Эмиль не ошибся. Она подошла к клетке, просторной бело-голубой стоячей клетке с золоченой решеткой. В клетке застыл пестрый попугай с неподвижными глазами — не сразу можно было заметить, что глаза у него стеклянные, а сам попугай, застывший на жердочке, — не живая птица, а чучело. Но Маргарита глядела на него так ласково, словно он был живой; протянув руку, она просунула палец между прутьями. Губы у нее зашевелились, словно она продолжала считать петли. Она разговаривала с птицей. Казалось, сейчас она примется ее кормить.

Эмиль написал ей: “Кот”.

И теперь она безмолвно отвечала ему: “Попугай”.
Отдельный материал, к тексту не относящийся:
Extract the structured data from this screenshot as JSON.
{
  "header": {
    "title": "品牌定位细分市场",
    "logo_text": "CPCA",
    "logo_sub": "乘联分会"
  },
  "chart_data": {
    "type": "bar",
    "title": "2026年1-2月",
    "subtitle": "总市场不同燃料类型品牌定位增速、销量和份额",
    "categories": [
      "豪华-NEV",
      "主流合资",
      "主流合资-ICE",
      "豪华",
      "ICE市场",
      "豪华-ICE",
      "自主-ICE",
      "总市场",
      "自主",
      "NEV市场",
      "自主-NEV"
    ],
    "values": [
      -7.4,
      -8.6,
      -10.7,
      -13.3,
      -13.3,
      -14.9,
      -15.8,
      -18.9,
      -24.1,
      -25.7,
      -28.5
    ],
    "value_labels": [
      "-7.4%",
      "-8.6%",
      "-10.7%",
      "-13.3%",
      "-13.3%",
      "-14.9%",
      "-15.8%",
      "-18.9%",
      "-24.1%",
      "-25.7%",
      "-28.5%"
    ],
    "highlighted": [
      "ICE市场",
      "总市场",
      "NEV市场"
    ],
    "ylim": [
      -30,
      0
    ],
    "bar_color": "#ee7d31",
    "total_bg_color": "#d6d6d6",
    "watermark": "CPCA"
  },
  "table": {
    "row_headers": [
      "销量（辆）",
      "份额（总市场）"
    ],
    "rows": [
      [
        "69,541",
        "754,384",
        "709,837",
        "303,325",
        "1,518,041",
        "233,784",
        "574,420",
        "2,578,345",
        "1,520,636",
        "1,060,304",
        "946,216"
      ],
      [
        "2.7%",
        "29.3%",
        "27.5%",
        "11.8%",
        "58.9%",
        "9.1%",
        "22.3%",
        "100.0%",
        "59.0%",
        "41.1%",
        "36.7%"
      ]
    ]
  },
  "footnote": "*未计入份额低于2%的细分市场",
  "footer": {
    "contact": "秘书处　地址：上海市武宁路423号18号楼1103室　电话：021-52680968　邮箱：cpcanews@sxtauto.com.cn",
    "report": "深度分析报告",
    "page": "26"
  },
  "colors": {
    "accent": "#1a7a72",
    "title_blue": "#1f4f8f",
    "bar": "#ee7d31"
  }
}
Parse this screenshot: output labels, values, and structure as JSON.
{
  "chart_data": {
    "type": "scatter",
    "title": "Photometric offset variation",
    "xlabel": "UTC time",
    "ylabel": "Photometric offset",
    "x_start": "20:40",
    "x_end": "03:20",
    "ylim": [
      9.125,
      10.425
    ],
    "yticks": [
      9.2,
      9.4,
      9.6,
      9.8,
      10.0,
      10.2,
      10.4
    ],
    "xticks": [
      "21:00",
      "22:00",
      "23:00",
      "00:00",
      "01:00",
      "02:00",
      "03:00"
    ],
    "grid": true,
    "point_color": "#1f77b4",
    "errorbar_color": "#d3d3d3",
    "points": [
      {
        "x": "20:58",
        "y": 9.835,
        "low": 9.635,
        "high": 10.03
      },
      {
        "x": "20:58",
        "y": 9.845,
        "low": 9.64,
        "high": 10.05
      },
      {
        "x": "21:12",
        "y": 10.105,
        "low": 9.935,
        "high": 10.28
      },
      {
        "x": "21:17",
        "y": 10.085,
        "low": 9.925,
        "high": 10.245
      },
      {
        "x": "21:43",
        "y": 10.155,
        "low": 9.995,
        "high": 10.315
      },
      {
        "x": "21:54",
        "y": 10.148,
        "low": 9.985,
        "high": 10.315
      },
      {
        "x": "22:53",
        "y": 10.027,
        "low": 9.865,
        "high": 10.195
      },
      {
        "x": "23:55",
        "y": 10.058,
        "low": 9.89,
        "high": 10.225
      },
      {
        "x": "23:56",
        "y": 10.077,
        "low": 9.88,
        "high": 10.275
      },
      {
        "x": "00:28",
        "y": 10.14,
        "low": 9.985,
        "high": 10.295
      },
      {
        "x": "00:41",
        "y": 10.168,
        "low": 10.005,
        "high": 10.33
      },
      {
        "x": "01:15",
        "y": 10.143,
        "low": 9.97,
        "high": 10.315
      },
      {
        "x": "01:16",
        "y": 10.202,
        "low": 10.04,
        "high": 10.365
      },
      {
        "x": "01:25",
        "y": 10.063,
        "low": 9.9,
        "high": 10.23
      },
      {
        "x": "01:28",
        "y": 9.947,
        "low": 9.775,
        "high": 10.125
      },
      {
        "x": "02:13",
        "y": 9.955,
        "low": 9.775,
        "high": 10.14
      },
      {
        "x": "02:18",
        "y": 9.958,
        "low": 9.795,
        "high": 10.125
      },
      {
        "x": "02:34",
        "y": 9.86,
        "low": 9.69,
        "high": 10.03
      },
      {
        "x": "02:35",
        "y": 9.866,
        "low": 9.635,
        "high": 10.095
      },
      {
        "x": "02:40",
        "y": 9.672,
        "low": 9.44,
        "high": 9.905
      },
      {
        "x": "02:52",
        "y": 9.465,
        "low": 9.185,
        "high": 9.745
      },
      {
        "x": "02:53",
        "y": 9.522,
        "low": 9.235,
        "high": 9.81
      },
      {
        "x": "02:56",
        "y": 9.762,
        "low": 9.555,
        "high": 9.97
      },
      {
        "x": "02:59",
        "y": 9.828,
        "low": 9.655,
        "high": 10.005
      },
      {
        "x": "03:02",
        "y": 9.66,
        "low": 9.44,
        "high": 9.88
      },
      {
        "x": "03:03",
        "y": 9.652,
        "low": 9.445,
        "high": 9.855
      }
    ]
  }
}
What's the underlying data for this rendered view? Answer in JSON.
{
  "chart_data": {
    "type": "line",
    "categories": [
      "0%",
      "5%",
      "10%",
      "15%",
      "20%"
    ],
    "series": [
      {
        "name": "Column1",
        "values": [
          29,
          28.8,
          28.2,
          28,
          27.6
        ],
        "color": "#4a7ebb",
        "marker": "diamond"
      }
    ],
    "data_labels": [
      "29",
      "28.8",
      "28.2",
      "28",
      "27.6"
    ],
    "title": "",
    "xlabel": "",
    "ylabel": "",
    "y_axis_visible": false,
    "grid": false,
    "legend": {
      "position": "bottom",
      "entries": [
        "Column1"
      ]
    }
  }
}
Классический ответ. Он обвинял жену в том, что она отравила кота, его кота, которого он любил еще до знакомства с ней.

Всякий раз, когда он сидел у камина, разморенный клубами тепла, идущими от поленьев, его подмывало протянуть руку и погладить зверька, который, бывало, прибегал, сворачивался клубком у хозяина на коленях, а мех у него был такого нежного оттенка, в черную полоску.

— Самый обыкновенный домашний кот, — утверждала жена.

В те времена, когда они еще разговаривали, она начинала этими словами каждую ссору.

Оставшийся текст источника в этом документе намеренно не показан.